03 April 2020
New Delhi: In a major relief to New Delhi Television Ltd (NDTV), the Supreme Court on Friday allowed its appeal to quash the notice issued by the Income Tax Department seeking reassessment of income assessment for the financial year 2007-08 for allegedly round-tripping hundreds of crores of rupees from foreign sources.
A bench comprising Justices L. Nageswara Rao and Deepak Gupta said, "We accordingly allow the appeal by holding that the notice issued to the assessee (NDTV) shows sufficient reasons to believe on the part of the assessing officer to reopen the assessment but since the revenue has failed to show non-disclosure of facts, the notice having been issued after a period of four years is required to be quashed."
However, the apex court clarified that though it quashed the 2015 notice on technical ground, it left it open for the revenue department to issue a fresh notice under pertinent IT provisions.
"The revenue department may issue a fresh notice taking benefit of the second proviso if otherwise permissible under law," said the apex court.
The assessing officer had issued notices to NDTV under Section 148 of the Income Tax Act on the ground of escaping income from assessment.
"The assessee then asked for reasons and thereafter on August 4, 2015, the reasons were supplied. The main reason given was that in the following assessment year, i.e. assessment year 2009-10, the assessing officer had proposed a substantial addition of Rs 642 crore to the account of the assessee on account of monies raised by the assessee through its subsidiaries NDTV BV, The Netherlands, NDTV Networks BV, The Netherlands (NNBV), NDTV Networks International Holdings BV, The Netherlands (NNIH) and NNPLCa, observed the court.

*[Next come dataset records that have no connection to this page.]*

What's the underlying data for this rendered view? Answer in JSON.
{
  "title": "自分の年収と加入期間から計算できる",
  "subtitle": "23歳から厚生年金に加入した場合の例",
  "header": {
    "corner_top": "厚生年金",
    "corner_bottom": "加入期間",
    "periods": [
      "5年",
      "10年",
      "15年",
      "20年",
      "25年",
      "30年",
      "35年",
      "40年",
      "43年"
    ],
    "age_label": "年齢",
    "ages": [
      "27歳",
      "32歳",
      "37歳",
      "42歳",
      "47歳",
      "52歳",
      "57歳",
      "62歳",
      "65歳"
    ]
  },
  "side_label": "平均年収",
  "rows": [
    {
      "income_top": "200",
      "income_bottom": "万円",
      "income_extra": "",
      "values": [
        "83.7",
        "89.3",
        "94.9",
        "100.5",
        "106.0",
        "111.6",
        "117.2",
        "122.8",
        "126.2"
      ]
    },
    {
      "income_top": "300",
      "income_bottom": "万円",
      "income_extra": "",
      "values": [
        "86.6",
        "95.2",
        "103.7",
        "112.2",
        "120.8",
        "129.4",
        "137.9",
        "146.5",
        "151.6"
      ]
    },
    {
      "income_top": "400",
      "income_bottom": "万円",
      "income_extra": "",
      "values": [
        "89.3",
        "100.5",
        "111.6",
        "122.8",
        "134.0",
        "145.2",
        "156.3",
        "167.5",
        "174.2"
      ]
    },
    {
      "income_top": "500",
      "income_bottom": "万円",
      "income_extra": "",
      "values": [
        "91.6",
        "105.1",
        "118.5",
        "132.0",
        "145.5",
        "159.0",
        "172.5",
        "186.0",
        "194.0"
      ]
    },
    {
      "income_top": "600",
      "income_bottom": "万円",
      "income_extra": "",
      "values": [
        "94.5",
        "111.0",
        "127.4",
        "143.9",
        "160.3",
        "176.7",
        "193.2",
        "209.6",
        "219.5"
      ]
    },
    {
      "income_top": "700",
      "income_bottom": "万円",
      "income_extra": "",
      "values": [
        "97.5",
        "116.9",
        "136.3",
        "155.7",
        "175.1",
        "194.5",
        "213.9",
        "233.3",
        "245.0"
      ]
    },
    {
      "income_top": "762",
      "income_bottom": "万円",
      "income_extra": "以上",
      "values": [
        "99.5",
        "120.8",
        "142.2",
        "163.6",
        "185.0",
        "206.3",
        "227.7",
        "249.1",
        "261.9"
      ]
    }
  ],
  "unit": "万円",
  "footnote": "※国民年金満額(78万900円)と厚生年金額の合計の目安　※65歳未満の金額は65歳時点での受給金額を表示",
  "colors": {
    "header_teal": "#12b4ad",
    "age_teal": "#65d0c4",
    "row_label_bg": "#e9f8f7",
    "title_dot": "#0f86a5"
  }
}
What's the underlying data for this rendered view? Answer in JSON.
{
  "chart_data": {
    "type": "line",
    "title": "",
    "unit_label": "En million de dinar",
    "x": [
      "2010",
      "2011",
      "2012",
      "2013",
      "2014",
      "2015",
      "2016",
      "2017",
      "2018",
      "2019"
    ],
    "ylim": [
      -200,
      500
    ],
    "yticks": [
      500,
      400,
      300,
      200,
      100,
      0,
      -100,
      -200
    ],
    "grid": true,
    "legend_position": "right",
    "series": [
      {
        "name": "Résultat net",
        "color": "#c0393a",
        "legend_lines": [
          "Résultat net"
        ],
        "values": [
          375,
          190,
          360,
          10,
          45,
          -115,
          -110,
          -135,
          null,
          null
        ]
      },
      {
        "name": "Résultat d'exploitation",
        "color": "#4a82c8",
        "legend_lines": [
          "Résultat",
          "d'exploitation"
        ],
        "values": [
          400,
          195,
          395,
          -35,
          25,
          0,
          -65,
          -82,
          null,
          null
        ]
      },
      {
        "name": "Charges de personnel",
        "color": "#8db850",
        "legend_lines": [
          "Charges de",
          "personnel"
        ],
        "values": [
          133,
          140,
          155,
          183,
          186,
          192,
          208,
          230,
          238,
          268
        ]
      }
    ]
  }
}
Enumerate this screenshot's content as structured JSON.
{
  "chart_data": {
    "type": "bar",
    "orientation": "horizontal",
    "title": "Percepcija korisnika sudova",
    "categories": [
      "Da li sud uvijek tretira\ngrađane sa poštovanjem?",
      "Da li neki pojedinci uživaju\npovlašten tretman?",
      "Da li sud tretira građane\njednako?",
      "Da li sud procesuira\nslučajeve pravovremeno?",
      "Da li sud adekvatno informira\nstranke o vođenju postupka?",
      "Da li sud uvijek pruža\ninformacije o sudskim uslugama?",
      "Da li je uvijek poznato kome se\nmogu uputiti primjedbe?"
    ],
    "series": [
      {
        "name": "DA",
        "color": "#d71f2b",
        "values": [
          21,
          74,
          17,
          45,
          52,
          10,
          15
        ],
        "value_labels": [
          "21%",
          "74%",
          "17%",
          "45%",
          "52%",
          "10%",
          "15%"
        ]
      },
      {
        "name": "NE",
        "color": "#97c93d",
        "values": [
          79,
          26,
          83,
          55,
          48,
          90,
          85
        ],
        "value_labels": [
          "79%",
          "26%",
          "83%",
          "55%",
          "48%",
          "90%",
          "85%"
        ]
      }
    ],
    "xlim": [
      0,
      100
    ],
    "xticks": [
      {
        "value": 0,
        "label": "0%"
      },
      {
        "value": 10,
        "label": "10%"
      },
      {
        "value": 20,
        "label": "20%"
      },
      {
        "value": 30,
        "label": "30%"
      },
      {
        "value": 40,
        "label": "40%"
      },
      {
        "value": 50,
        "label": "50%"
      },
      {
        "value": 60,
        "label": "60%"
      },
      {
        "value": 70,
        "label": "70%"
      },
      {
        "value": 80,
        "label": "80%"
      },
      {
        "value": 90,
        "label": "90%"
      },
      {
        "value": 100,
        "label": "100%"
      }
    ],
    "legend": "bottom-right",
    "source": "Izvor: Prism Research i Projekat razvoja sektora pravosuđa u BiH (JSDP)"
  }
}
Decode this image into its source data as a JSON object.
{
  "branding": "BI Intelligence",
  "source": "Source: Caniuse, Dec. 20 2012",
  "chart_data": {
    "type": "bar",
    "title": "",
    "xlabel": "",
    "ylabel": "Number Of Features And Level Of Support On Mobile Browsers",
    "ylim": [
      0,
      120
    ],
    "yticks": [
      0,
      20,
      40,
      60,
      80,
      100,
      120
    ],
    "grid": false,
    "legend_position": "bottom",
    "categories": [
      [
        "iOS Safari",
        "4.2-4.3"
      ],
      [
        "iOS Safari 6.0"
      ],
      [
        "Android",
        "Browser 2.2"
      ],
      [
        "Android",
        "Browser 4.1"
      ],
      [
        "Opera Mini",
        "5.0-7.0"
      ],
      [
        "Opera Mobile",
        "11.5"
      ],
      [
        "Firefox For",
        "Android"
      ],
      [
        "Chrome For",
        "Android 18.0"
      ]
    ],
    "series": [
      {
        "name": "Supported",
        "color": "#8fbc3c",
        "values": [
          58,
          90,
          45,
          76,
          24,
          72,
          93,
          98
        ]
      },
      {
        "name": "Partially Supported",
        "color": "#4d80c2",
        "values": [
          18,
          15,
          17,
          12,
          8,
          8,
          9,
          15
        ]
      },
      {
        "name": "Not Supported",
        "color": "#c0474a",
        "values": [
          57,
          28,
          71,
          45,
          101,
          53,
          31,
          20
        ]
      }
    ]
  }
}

The apex court said that these notices were time-barred, hence unsustainable. NDTV had urged that no income was derived from the foreign entity and a loan cannot be termed to be an asset or an income and had submitted that the notice cannot be said to have been issued under the second proviso.
Citing the 2015 notice, the apex court said, "There is no case set up in relation to the second proviso either in the notice or even in the reasons supplied on August 4, 2015 with regard to the notice.
"It is only while rejecting the objections of the assessee that reference has been made to the second proviso in the order of disposal of objections dated November 23, 2015."
The top court examined whether the revenue department can take the benefit of the extended period of limitation of six years for initiating proceedings under the first proviso Section 147 of the Act.
"This can only be done if the revenue can show that the assessee had failed to disclose fully and truly all the material facts necessary for its assessment," the top court noted.
The court said that in its view, NDTV was not guilty of nondisclosure of material facts. "We are clearly of the view that the notice and reasons given thereafter do not conform to the principles of natural justice and the assessee did not get a proper and adequate opportunity to reply to the allegations which are now being relied upon by the revenue," the apex court said.